Оба замолчали, не глядя друг на друга.

– Давайте наберемся дерзости и взглянем на порочную страсть вместе, – сказала Поль, поднимаясь со скамьи.

– Для этого нам понадобится ловкость, принцесса. Вам же, коль скоро вы решились отправиться в путешествие, потребуется оснащение – парик, мужской костюм, сюртук, пиджак и блуза рабочего57. Помимо этого, вам нужны туфли, приличествующие случаю, как говорят немцы. Пришлите мне с Петровной необходимые мерки.

– Это несложно сделать.

– Как вы станете покидать дом ночью?

– Через маленькую дверь, выходящую на улицу Рембрандта. Вечерами, когда моя тетка не принимает гостей, она рано поднимается в свои комнаты. К десяти часам я смогу выйти незамеченной. Но что я должна буду делать, выбравшись из дому?

– Я буду ждать вас на углу улицы Курсель. Затем мы подымемся ко мне, где вы переоденетесь.

– Но что скажут соседи и другие жильцы дома, увидев, как к вам заходит женщина, но выходит мужчина?

– Я живу один в маленьком доме, и поблизости нет соседей.

– Вы правы! – рассмеялась Поль. – Дурное дело оказываетя совсем несложным! Когда же состоится наша первая прогулка?

– Как только вы этого захотите. Но прежде вам следует прийти ко мне днем и примерить мужское платье. Учтите, что ночные прогулки могут быть опасными – необходимо прятаться одновременно от жандармов, злодеев и любопытных.

– Опасными? Вы хотите сказать, что сон может обернуться кошмаром? Нет, я намерена веселиться! Мне пора идти – Петровна показывает, что время истекло. До встречи, Небо, – Поль сняла перчатку.

Он коснулся губами ее руки.

– До встречи, Поль, – сказал Небо.

Глядя фиакру вслед, он тихо добавил:

– Alas, poor curious!

VII. Андрогин

В ДЕНЬ, когда Поль позвонила в дверь Небо, в воздухе звенело веселье. Эта легкость, омрачающая душу в минуты тягостных раздумий, вонзилась в сердце принцессы необъяснимыми опасениями, усилив беспокойство о последствиях грядущего шага. Она была слишком горда, чтобы бояться себя скомпрометировать, и доверяла себе и Небо. Поль Рязань знала – она всего лишь пришла навестить друга. Не осознавая самой опасности, она была встревожена. Ее тяготили будущие угрызения совести – невзирая на их необоснованность и на уверенность в том, что она ни в чем не провинится, что ничто дурное не коснется даже ее пальцев в перчатке. Когда дверь открылась, она отступила, словно призрак целомудрия унылым жестом преградил ей дорогу. Поль остановилась, не осмеливаясь совершить шаг, изменяющий жизнь. Она ощутила испуг, будто очутилась перед переправой через Рубикон или в Бирнамском лесу58, бесконечно мучительную нерешимость Евы, протягивающей и отдергивающей руку перед плодом, таящим смертельную опасность. Время неодинаково отмеряется для души и для плоти – вечность ее волнения равнялась для вальсирующей пары трем четвертям такта. Порог тайны Поль перешагнула с полузакрытыми глазами, словно ее решение – пропасть, отделившая прошлое от будущего – было неровностью дороги, через которую требовалось переступить.
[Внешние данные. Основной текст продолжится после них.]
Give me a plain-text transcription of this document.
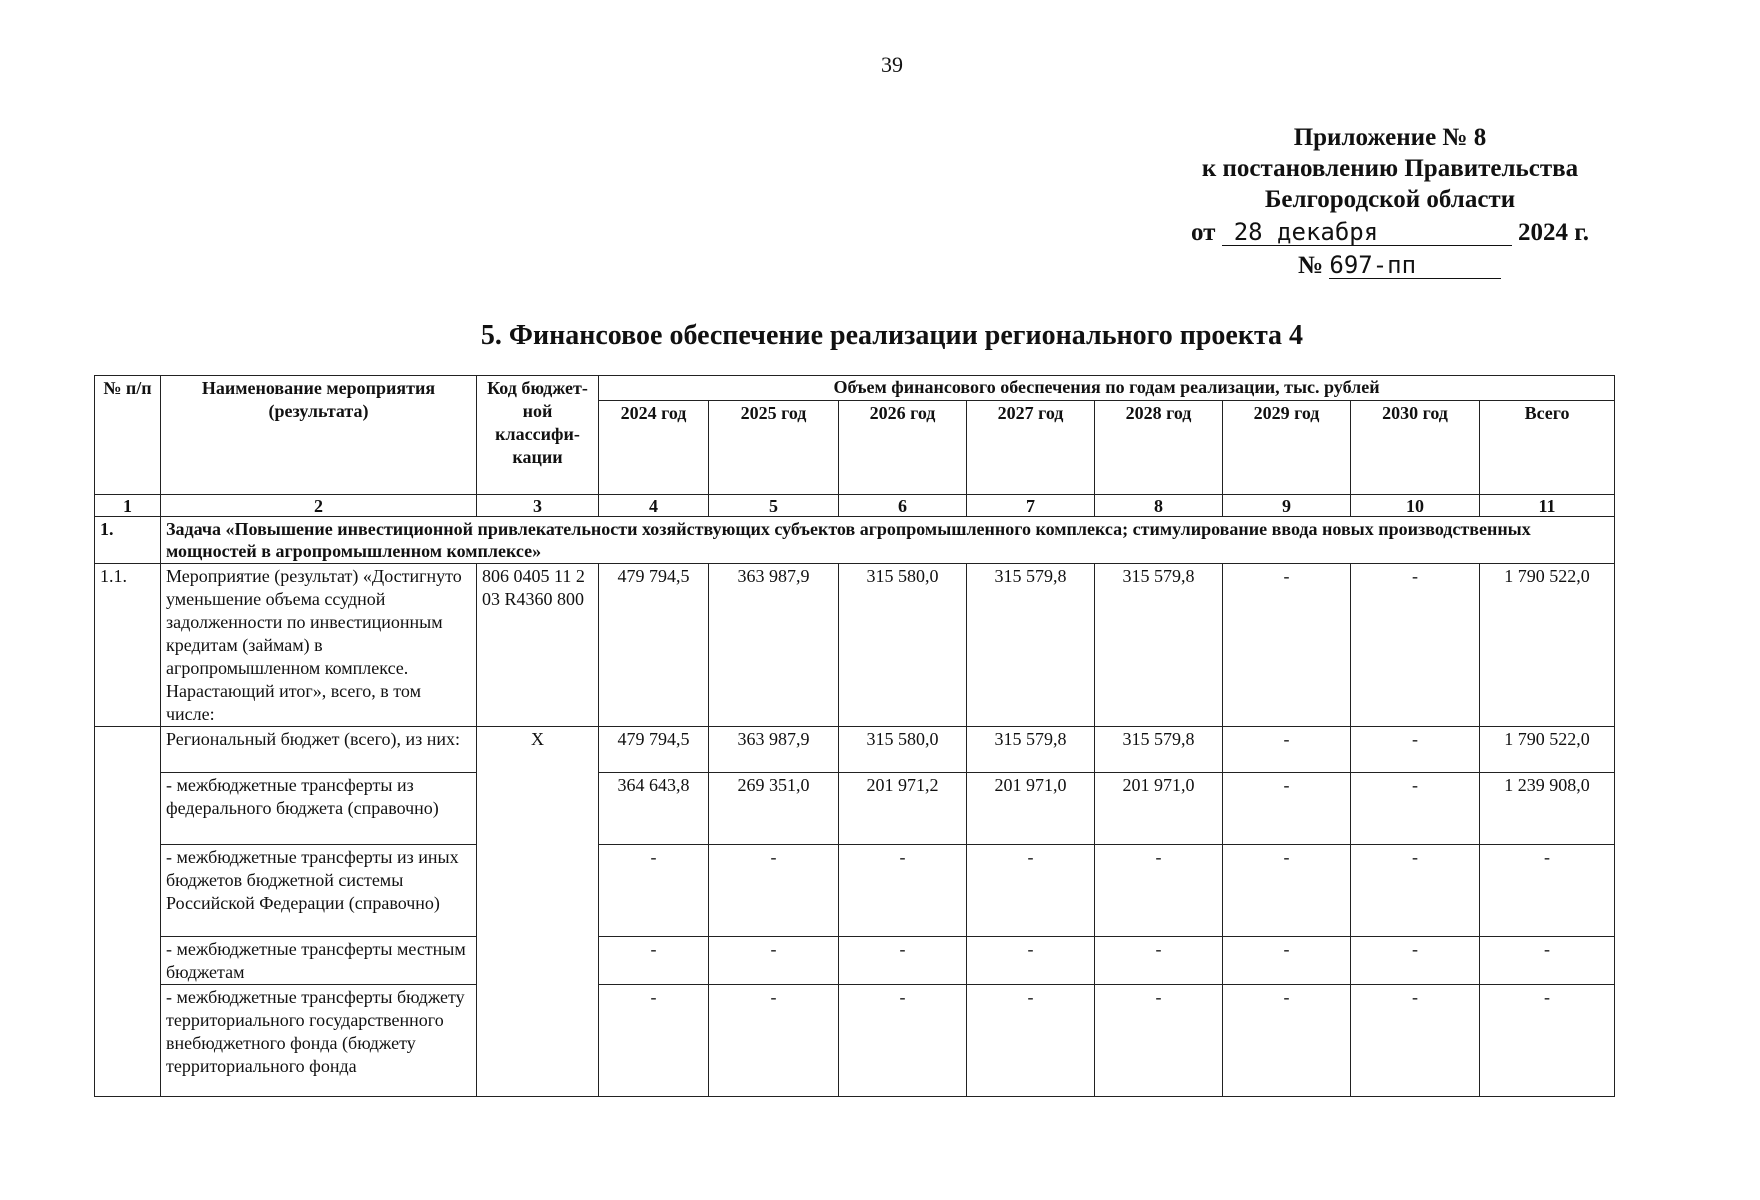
39
Приложение № 8
к постановлению Правительства
Белгородской области
от 28 декабря	2024 г.
№ 697-пп
5. Финансовое обеспечение реализации регионального проекта 4
№ п/п	Наименование мероприятия (результата)	Код бюджет-ной классифи-кации	Объем финансового обеспечения по годам реализации, тыс. рублей							
			2024 год	2025 год	2026 год	2027 год	2028 год	2029 год	2030 год	Всего
1	2	3	4	5	6	7	8	9	10	11
1.	Задача «Повышение инвестиционной привлекательности хозяйствующих субъектов агропромышленного комплекса; стимулирование ввода новых производственных мощностей в агропромышленном комплексе»									
1.1.	Мероприятие (результат) «Достигнуто уменьшение объема ссудной задолженности по инвестиционным кредитам (займам) в агропромышленном комплексе. Нарастающий итог», всего, в том числе:	806 0405 11 2 03 R4360 800	479 794,5	363 987,9	315 580,0	315 579,8	315 579,8	-	-	1 790 522,0
	Региональный бюджет (всего), из них:	Х	479 794,5	363 987,9	315 580,0	315 579,8	315 579,8	-	-	1 790 522,0
	- межбюджетные трансферты из федерального бюджета (справочно)		364 643,8	269 351,0	201 971,2	201 971,0	201 971,0	-	-	1 239 908,0
	- межбюджетные трансферты из иных бюджетов бюджетной системы Российской Федерации (справочно)		-	-	-	-	-	-	-	-
	- межбюджетные трансферты местным бюджетам		-	-	-	-	-	-	-	-
	- межбюджетные трансферты бюджету территориального государственного внебюджетного фонда (бюджету территориального фонда		-	-	-	-	-	-	-	-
Благодаря своей восприимчивости женщины, очутившись в новом месте, тотчас чувствуют его природу Принцессе было достаточно одного взгляда на тихие ступени и седого слугу, безмолвно шедшего впереди с непокрытой головой. Удивившись, что Небо не вышел ее встретить, Поль поднялась наверх. Ее изумление было столь сильным, что она прошла вперед, не заметив темной комнаты – внезапно в ней загорелся свет. Слуга, по-прежнему не произносивший ни слова, исчез за портьерой. Поль остановилась на пороге, не зная, как далее держать себя. Небо был погружен в чтение.

Он поспешил встать, взял ее за руки, усадил в кресло, положил под ноги подушку, опустил занавески, чтобы ее не тревожил солнечный свет.

– Я не думала, что вы способны на эти маленькие знаки внимания.

– По отношению к вам они значительны.

– Какой необычайный комплимент!

– Уважать того, кого любишь, значит уважать самого себя. Ничтожен мужчина, считающий ничтожной свою любовницу. Много достойнее оказалась галантная дама Брантома59, которую застали с собственным кучером. В ответ на упреки в том, как низко она пала, она ответила: «На него пал мой выбор – это делает его мне ровней».

– Стало быть, это делает меня вам ровней?

– Мы не похожи, но равны – вы удостоили меня своей нетронутой красотой, я же устремляю к вам свои мысли.

– Покажите мне ваши работы – я не могу вообразить картин, которые бы соответствовали вашим речам.

– Я не пишу картин. И не могу показать вам рисунки обнаженных фигур – мои поиски формы едва ли будут вам интересны.

Поль настояла на своем, и Небо вышел, чтобы принести рисунки. Оглядевшись вокруг, она увидела на окнах комнаты соположения фрагментов старых витражных стекол: голова девы покоилась на теле дракона святого Георгия, крылья ангела выделялись среди узоров в серых тонах. Два гобелена, сотканные на Мортлейке по картонам Рафаэля60, мебель расцвета итальянского ренессанса, ни одной безделушки – кабинет походил на коридор музея или дальний зал средневекового замка.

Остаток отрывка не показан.